The information changed how I thought about my dad. He was smart at the Naval Academy and is said to have taught Navy quarterback Roger Staubach calculus. He was also one of the youngest squadron leaders in the Navy. Now I had to face the fact that his carelessness had left four women and five children without a father.
I thought I had left all of that behind in my book and didn’t want to think about it again. After that, I watched more of The Rehearsal season 2. It’s like trying to catch water with a net when you try to explain Fielder’s show to someone who hasn’t seen it. In Fielder’s re-creation of pilots’ struggles, dozens of actors play passengers, security guards, and other roles in a replica of Houston’s George Bush Intercontinental Airport. There are also three cloned dogs, autistic children, and Fielder himself as baby Chesley “Sully” Sullenberger, the pilot who landed a US Airways plane on the Hudson River without losing any lives.
Fielder’s complicated and sometimes impossible work made me think of Brian Wilson’s Smile session, where the crazy artist played his piano in a sandbox. The main difference is that Fielder finished his masterpiece.
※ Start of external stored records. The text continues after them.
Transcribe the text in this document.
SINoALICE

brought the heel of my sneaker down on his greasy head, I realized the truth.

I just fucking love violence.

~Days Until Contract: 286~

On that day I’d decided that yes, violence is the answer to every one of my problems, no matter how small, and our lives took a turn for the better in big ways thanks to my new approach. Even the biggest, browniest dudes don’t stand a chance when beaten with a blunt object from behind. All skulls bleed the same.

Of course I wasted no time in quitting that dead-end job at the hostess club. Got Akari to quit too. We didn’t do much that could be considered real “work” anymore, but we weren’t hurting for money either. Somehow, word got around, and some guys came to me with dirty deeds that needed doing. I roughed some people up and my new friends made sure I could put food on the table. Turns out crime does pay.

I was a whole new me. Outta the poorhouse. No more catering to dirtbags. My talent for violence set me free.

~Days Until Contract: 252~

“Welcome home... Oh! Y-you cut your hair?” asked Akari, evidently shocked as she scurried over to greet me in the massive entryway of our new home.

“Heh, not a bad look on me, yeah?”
The chef’s kiss at the end of the season shows that Fielder worked hard for two years to get his pilot’s license and was finally allowed to fly a 737. He avoids talking about a possible autism diagnosis, which is an idea about Fielder’s social interactions that has been written a lot and could keep him from flying. The players from the show finally get to go on a two-hour flight with him.
I met Fielder and Gravitt in her HBO office, sitting in the chair where Fielder first pitched the idea for Season 2 in 2023. Gravitt thought my background might make for an interesting talk. In a gray crew-neck sweater, sports pants, and running shoes, Fielder looked very L.A. Except for a few clear cases, he was more open and less mysterious than his image suggested. Still, I made sure that our trips to the HBO bathroom were spaced out so that neither of us would get too stressed.
We talked for two hours. This is a changed form of what we talked about.